If you toss in what you want while trying to follow the template that UB linked in his post, most people will make you something without asking for payment.


----------



## Squirrelfighter (Oct 28, 2009)

Yeah, I'm in search through the whiley layers of the internet for the pictures I want to compile together...

Who'd have thought a squirrel in a karate gi with the shotokan characters on it kicking the shit out of another squirrel would be so hard to find! Man, am I the only guy who thinks that'd be funny?


----------



## The Horticulturist (Feb 16, 2009)

keep that avy!! wow!


i'm loling a lot


----------



## HitOrGetHit (Jun 29, 2009)

Dunno if you want it because my PS skills are a bit rusty but I liked the idea.


----------



## Squirrelfighter (Oct 28, 2009)

HitOrGetHit said:


> Dunno if you want it because my PS skills are a bit rusty but I liked the idea.


Rediculously awesome!

What must be done to achieve this as my sig!


----------



## HitOrGetHit (Jun 29, 2009)

Squirrelfighter said:


> Rediculously awesome!
> 
> What must be done to achieve this as my sig!
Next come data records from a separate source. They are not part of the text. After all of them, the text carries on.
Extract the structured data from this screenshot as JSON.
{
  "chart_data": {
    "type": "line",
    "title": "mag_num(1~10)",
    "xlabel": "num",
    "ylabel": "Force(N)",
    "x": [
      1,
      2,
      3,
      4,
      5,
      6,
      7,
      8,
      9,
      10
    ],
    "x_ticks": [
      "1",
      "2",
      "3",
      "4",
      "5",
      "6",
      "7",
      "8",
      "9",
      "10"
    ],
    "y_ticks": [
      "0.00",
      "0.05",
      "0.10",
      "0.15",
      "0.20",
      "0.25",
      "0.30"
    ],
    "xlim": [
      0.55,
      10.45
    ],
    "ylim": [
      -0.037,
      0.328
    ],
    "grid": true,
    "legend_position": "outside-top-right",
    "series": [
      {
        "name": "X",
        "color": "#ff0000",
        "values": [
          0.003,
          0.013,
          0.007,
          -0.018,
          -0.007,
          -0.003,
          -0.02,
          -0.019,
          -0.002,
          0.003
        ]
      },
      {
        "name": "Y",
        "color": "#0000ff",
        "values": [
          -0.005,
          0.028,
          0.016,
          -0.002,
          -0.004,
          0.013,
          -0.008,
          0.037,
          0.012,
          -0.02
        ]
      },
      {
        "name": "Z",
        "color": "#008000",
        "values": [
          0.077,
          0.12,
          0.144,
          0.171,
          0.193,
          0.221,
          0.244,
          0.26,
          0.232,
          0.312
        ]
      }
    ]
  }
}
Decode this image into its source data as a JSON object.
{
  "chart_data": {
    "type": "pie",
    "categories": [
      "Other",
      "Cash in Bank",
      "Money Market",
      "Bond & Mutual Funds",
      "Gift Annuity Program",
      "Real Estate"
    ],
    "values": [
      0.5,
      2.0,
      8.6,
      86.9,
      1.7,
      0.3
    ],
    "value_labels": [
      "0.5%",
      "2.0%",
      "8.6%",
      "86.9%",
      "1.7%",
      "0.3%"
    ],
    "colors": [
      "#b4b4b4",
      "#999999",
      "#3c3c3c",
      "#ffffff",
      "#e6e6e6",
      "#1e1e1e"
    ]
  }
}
You can save it to your computer, then go to tinypic.com and upload it onto their, then copy and paste the IMG code into your signature. :thumbsup:

I was gonna give you the code but I am having a rough time loading tinypic or photobucket right now for some reason. :dunno:


----------



## Squirrelfighter (Oct 28, 2009)

HitOrGetHit said:


> You can save it to your computer, then go to tinypic.com and upload it onto their, then copy and paste the IMG code into your signature. :thumbsup:
> 
> I was gonna give you the code but I am having a rough time loading tinypic or photobucket right now for some reason. :dunno:


Thanks a million!


----------



## HitOrGetHit (Jun 29, 2009)

Also if you put the code in the middle of this...

(Just take out the periods)

It will center the picture in your signature. :thumbsup:


----------



## Squirrelfighter (Oct 28, 2009)

HitOrGetHit said:


> Also if you put the code in the middle of this...
> 
> (Just take out the periods)
> 
> It will center the picture in your signature. :thumbsup:


Thanks for the assist. 

And thanks for the sig. I appreciate it man!


----------



## BobbyCooper (Oct 26, 2009)

This is really something unique on here Squirrel. Really looks great :thumbsup:


----------



## Squirrelfighter (Oct 28, 2009)

BobbyCooper said:


> This is really something unique on here Squirrel. Really looks great :thumbsup:


Thanks man. They're nothing wrong with any sig or avatar I've ever seen, I just wanted one that was kind of original. 

I'm fairly certain I succeeded!


----------